Парень повернулся и направился туда, где второпях была брошена его одежда, оделся и ушел. И Шурке так и не было суждено узнать его имя. Но удивительное дело: с тех пор Шурка начала плавать вполне прилично и часто шутила, что первые десять минут, пока догадаются спасти, она продержится на воде и не утонет.

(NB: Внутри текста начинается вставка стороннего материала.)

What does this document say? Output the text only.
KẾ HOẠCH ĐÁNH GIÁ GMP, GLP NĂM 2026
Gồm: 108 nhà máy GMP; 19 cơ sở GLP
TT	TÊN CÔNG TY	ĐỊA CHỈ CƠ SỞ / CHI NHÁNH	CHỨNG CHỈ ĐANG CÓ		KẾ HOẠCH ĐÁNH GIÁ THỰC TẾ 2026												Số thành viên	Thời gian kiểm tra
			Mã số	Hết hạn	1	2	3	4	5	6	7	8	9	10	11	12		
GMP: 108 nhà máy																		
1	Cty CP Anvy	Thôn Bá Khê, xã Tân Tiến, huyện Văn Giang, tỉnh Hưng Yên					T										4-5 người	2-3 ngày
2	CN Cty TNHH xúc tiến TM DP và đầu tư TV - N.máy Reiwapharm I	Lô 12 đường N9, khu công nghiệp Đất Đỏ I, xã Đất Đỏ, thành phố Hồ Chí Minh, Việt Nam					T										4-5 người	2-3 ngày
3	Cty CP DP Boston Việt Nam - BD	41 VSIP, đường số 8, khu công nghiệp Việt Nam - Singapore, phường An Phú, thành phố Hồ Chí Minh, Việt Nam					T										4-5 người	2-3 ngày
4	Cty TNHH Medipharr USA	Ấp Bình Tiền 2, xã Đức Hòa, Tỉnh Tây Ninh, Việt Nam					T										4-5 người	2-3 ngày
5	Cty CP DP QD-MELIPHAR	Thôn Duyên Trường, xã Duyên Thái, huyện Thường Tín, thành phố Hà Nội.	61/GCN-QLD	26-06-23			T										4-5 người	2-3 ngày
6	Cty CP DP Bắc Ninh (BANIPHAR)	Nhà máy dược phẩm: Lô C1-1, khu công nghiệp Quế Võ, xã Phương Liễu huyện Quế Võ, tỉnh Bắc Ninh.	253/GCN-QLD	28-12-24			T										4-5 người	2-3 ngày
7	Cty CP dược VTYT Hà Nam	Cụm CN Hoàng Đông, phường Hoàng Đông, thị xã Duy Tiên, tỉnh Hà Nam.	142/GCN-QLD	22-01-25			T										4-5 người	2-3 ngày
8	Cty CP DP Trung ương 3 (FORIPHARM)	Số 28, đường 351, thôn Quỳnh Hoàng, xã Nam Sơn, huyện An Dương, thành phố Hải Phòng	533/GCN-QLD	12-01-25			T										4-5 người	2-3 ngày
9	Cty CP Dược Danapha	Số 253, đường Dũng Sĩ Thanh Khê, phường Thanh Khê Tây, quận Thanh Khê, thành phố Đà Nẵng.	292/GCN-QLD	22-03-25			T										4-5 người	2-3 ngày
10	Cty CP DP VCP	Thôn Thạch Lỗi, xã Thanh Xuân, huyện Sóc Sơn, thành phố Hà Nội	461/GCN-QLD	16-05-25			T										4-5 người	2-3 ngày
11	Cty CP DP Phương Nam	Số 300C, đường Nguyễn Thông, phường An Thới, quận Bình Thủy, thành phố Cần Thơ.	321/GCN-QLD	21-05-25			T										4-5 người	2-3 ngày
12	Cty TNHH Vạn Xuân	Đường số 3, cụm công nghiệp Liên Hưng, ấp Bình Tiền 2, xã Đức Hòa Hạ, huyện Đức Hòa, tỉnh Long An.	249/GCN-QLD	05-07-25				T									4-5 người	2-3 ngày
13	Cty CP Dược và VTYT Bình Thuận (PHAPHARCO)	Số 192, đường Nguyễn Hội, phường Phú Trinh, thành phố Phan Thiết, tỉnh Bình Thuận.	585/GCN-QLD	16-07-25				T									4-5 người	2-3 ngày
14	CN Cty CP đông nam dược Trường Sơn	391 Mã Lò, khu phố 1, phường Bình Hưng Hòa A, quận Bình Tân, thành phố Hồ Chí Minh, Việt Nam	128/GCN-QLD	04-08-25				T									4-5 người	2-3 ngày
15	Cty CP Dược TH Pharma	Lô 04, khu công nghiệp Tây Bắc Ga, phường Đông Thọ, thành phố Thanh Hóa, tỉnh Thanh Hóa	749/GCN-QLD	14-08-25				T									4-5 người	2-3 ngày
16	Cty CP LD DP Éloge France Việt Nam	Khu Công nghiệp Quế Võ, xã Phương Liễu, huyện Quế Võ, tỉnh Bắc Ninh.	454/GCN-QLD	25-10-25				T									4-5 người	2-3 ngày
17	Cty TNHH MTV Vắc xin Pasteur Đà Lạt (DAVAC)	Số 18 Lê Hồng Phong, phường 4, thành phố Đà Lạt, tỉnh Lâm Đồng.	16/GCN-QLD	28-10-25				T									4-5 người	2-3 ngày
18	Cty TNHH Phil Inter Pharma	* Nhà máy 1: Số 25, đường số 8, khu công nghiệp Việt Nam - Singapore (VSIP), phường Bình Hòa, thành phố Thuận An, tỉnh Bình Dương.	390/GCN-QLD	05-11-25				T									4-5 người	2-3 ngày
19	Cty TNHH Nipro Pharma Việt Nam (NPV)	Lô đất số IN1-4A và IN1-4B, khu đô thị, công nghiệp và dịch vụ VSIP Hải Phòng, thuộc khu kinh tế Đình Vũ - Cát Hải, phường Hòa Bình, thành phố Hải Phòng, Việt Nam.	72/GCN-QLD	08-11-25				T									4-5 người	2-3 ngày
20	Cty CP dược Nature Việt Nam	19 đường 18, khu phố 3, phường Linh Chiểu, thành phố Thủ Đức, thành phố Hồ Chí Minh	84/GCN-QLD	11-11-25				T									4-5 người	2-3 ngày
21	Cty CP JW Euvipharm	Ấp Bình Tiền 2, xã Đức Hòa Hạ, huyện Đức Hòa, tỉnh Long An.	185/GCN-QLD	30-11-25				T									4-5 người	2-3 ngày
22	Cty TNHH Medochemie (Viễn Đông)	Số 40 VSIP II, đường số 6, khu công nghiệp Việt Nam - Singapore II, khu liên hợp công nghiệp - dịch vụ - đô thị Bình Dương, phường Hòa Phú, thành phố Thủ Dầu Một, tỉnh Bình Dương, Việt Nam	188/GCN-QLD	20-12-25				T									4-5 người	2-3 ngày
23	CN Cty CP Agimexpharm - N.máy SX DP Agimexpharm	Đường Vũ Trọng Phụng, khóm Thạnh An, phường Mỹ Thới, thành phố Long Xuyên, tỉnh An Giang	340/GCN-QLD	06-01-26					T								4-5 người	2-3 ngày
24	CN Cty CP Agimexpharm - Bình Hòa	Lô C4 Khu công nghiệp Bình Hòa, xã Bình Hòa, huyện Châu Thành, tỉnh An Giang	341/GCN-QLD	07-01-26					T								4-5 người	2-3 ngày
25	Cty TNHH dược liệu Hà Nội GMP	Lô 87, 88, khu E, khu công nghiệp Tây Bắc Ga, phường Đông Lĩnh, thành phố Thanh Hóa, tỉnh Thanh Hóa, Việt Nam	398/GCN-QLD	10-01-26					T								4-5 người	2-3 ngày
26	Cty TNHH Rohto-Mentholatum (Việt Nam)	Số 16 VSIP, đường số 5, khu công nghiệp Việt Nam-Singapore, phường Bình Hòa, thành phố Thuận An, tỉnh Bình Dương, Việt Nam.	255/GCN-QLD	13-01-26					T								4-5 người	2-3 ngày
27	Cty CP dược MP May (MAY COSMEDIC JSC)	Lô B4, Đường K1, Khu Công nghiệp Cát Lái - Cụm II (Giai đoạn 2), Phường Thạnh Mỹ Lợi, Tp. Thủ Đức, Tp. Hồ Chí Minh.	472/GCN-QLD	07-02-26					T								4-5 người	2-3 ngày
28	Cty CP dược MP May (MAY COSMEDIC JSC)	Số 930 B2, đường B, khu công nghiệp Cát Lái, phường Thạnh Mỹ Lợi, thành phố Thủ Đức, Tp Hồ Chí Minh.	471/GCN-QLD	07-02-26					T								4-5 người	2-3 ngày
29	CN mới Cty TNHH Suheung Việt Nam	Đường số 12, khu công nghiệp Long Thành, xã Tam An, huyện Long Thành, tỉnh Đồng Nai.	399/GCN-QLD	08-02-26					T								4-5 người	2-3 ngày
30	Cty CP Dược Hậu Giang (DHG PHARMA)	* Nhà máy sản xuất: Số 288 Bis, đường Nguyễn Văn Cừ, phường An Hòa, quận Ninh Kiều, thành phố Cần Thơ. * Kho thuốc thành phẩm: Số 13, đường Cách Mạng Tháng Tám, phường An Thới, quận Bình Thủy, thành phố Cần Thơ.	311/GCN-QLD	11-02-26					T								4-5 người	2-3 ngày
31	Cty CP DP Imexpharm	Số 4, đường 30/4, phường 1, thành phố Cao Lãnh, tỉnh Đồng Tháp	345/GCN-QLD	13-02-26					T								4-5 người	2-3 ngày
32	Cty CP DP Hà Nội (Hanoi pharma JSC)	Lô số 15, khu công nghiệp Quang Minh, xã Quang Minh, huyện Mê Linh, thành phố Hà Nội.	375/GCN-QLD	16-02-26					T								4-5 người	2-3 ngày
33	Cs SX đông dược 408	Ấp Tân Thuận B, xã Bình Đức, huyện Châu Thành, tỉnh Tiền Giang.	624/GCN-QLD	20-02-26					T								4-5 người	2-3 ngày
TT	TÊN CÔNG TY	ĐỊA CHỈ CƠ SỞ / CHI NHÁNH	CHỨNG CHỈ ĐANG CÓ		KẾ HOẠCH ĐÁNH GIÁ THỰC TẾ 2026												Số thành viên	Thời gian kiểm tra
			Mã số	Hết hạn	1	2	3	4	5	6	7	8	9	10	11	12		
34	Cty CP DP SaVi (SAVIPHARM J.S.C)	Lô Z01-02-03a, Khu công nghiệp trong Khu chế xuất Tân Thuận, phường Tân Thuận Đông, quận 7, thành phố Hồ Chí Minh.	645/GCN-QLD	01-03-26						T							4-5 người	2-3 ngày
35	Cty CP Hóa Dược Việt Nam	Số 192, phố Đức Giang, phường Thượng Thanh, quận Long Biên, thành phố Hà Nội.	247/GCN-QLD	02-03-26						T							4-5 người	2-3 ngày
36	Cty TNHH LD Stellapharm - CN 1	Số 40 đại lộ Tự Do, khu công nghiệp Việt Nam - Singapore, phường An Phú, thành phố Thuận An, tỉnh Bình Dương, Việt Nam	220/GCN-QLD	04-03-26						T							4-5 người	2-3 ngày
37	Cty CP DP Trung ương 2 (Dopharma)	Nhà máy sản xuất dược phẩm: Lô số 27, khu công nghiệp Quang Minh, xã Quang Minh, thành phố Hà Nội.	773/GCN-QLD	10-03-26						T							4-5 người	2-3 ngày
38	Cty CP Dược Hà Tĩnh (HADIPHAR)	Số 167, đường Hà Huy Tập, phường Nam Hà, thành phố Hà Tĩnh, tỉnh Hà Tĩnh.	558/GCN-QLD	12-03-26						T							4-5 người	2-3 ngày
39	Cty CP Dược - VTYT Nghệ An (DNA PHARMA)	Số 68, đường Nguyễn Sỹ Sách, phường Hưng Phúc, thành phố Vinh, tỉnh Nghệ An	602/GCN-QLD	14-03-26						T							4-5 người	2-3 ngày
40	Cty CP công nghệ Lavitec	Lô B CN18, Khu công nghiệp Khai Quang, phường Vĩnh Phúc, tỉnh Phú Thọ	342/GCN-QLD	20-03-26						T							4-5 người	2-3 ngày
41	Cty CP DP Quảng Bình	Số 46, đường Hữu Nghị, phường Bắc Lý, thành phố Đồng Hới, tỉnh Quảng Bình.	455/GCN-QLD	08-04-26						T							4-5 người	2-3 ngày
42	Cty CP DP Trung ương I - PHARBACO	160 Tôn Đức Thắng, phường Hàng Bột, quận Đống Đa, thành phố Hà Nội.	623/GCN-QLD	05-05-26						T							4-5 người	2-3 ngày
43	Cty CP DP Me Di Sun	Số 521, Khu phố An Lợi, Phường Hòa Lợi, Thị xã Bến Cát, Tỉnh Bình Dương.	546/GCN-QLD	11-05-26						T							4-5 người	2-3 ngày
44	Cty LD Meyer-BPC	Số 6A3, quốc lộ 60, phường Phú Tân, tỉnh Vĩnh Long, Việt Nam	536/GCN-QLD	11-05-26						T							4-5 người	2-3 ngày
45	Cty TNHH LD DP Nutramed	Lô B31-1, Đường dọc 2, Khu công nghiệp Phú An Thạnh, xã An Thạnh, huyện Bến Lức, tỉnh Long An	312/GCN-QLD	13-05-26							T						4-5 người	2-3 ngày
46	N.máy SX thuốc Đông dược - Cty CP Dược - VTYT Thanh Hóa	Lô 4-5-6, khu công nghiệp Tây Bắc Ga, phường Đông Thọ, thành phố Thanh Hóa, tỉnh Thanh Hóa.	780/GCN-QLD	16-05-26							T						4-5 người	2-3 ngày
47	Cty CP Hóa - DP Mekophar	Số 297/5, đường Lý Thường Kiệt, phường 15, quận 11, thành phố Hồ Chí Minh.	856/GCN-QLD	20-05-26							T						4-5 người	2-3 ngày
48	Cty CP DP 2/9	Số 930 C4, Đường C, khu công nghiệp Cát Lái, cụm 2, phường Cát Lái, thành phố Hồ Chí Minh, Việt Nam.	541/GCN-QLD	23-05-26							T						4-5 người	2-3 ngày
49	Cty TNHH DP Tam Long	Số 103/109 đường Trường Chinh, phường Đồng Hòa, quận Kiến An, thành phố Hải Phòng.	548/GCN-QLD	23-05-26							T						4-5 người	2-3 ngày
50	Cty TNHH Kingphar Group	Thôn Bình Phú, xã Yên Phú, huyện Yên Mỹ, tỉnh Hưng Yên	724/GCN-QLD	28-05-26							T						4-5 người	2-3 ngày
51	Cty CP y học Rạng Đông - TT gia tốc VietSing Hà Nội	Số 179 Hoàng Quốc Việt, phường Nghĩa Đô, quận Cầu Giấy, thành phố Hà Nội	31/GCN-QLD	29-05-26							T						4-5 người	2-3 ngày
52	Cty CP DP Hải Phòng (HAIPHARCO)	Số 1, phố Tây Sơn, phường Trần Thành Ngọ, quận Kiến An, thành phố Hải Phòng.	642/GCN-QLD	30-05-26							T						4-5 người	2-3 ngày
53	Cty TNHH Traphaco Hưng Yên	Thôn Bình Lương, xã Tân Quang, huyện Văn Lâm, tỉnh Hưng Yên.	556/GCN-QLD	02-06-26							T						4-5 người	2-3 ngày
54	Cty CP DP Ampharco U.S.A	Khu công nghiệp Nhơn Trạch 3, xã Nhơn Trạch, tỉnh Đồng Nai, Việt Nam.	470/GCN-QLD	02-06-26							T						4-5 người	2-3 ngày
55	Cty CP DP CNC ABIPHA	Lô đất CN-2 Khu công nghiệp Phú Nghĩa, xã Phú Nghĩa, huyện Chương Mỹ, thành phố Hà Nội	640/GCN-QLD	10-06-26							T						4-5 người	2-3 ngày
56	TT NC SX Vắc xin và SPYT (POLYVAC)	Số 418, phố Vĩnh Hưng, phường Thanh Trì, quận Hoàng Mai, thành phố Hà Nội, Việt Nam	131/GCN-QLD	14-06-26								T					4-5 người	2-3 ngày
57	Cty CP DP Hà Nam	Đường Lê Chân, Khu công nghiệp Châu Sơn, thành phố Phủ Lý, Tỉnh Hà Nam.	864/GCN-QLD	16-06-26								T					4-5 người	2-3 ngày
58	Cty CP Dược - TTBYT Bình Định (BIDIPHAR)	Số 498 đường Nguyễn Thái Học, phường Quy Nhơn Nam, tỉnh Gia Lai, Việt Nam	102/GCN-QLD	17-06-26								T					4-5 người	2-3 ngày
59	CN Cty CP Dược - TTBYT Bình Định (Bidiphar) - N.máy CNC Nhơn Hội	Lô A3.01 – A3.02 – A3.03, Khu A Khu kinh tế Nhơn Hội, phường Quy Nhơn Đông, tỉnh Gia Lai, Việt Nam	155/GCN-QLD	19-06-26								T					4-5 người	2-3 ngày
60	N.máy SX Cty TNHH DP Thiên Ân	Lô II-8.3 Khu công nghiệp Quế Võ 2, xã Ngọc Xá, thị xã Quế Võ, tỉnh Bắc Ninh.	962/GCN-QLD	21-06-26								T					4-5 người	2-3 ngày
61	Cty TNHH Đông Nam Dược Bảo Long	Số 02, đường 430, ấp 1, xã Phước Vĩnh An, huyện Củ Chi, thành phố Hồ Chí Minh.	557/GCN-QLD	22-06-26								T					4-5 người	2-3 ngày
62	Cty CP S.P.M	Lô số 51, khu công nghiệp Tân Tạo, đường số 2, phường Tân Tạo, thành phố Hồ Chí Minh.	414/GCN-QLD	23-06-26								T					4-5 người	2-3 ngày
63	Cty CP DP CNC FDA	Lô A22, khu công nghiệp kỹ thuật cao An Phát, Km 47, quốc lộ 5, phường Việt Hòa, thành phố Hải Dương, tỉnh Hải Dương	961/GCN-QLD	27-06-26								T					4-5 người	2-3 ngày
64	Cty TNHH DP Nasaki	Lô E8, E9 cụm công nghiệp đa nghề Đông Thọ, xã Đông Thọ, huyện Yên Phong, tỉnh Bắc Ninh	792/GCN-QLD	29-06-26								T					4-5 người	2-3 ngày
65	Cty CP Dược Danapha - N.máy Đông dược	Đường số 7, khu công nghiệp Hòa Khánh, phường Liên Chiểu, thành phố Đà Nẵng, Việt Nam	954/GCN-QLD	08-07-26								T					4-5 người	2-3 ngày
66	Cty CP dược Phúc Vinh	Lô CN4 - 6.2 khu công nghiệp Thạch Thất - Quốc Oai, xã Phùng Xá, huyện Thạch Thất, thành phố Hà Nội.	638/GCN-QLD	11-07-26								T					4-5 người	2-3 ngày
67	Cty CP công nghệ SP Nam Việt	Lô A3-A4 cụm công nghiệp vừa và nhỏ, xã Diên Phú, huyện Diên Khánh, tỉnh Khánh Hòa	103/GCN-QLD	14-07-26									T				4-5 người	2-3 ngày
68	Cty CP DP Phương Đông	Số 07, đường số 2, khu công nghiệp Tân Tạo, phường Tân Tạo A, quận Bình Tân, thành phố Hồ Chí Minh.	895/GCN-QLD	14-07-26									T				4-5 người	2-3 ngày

Третья школа, куда Шурка пришла в пятый класс, ей понравилась: пусть не самая новая, есть и поновей, но большая, и после их начальной казалась просторной и светлой. И опять, как когда-то в первом классе, ее из-за высокого роста посадили на последнюю парту. Но Шурка научилась не обижаться из-за пустяков, кроме того, она уже начала стесняться своей худобы, неловкости и даже, хоть опрятной и чистой, но все же перелицованной, перешитой из взрослых вещей одежды — другие-то девчонки одеты намного лучше. А с каких, как говорится, шишей она будет одета по моде? Теперь-то Шурка понимала, что ее семье живется плохо потому, что у нее пьющий отец. Хороший, умный человек, но — пьющий. Если ему хотелось выпить, а денег в доме не было — мать по-прежнему была на второй группе инвалидности, получала пенсию меньше сорока рублей — отец все равно где-то напивался, что, впрочем, и не удивительно: контактный, интересный в разговоре Николай Константинович был желанным собеседником в любой компании. Однажды он вообще учудил такое, что хоть смейся, хоть — плачь.